I've been wanting to get this ULOG design to Taquile for years, and now we find a local producer. We're going to buy one of his cookers for our family on Taquile. ¡Hooray!

March 24, We buy the cooker
Remigio Arnao and Tara with our newly finished ULOG solar cooker in his workshop.

The ULOG cooker has the distinct design of two panes of glass framed. See the hinges on the bottom? In order to open the cooker, you close the reflector down over the glass and lift up the whole glass and reflector assembly. The advantage is that the glass is carefully protected, and difficult to break. Cool!

Remigio was pleased to see us when we returned today to buy the newly finished cooker. He had cooked a rice dish in the new cooker and said it took 2 hours instead of the 2 1/2 hours that his 9-year-old cooker takes. It seemed to be a trick to catch for the right bus, so we caught a different one and walked quite a ways from the Yanamayo prison to his house. We carried the cooker back into town in a combi, paying for two extra seats.

When Ruperta saw it in our room, she hugged it!

Postscript: Solar Store in Puno
ElectroSol in Bellavista neighborhood sells solar PV panels and parts, thermal hot water systems, and this one style of parabolic solar cooker (done for the day).

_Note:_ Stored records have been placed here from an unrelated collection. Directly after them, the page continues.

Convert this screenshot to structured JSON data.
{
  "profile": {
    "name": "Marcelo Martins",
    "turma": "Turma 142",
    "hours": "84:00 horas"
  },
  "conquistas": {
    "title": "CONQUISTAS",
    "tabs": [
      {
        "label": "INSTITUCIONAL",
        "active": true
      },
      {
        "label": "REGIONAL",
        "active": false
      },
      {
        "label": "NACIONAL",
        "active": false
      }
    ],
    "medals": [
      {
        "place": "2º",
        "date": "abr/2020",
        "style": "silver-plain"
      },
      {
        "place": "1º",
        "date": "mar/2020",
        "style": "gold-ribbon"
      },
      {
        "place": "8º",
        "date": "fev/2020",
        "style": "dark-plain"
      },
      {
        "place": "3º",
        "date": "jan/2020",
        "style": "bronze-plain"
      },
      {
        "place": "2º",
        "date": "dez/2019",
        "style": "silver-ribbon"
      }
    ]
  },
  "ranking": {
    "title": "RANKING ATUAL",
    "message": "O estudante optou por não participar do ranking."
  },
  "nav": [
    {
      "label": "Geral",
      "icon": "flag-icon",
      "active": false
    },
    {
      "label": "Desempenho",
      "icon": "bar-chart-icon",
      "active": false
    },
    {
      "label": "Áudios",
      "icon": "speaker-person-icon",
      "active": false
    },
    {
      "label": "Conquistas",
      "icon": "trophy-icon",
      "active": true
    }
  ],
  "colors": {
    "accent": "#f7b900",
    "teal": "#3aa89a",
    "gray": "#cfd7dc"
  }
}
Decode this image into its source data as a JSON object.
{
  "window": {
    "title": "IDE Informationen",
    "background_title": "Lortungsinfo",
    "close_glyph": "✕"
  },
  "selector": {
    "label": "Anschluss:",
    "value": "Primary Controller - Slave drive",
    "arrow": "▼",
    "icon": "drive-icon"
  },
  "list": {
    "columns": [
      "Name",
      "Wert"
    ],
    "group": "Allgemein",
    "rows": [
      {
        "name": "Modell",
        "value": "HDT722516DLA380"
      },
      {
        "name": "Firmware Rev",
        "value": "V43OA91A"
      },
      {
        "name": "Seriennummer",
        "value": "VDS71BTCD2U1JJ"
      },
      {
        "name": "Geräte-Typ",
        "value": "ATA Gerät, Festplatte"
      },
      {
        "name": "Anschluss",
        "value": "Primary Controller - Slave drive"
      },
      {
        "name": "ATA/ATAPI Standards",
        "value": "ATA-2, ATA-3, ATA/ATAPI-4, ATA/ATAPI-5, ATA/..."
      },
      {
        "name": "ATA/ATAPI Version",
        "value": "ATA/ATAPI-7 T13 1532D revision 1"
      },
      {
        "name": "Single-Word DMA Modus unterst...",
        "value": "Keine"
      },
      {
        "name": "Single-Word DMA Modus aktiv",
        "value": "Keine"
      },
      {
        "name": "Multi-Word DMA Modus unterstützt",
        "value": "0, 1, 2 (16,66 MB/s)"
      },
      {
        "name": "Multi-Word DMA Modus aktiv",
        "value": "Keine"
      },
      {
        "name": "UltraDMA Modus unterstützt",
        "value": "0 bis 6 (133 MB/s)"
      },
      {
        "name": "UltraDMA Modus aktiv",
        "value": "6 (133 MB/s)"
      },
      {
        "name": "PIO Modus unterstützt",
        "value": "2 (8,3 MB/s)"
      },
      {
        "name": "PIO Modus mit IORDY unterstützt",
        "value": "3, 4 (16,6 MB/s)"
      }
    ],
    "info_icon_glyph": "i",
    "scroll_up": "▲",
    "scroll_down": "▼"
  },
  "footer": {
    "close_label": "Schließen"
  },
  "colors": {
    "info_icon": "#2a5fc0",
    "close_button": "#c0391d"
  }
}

We helped Silvano buy a regulator so he could charge batteries with his 85 watt panel.
Silvano's panel was too big for the regulator we had brought, so we bought one at ElectroSol. See the hot water panel and tank behind us.

March 30 update.

Remigio was all out of "placas offset," used offset printer plates, necessary to make his cookers. We found some at a print shop in Puno and brought them to him, ordered additional reflectors to power up the ULOG. They are smaller than the ones he is used to using from Bolivia, but he is creative and thinks he can make the cookers and reflectors just fine. ¡What a guy!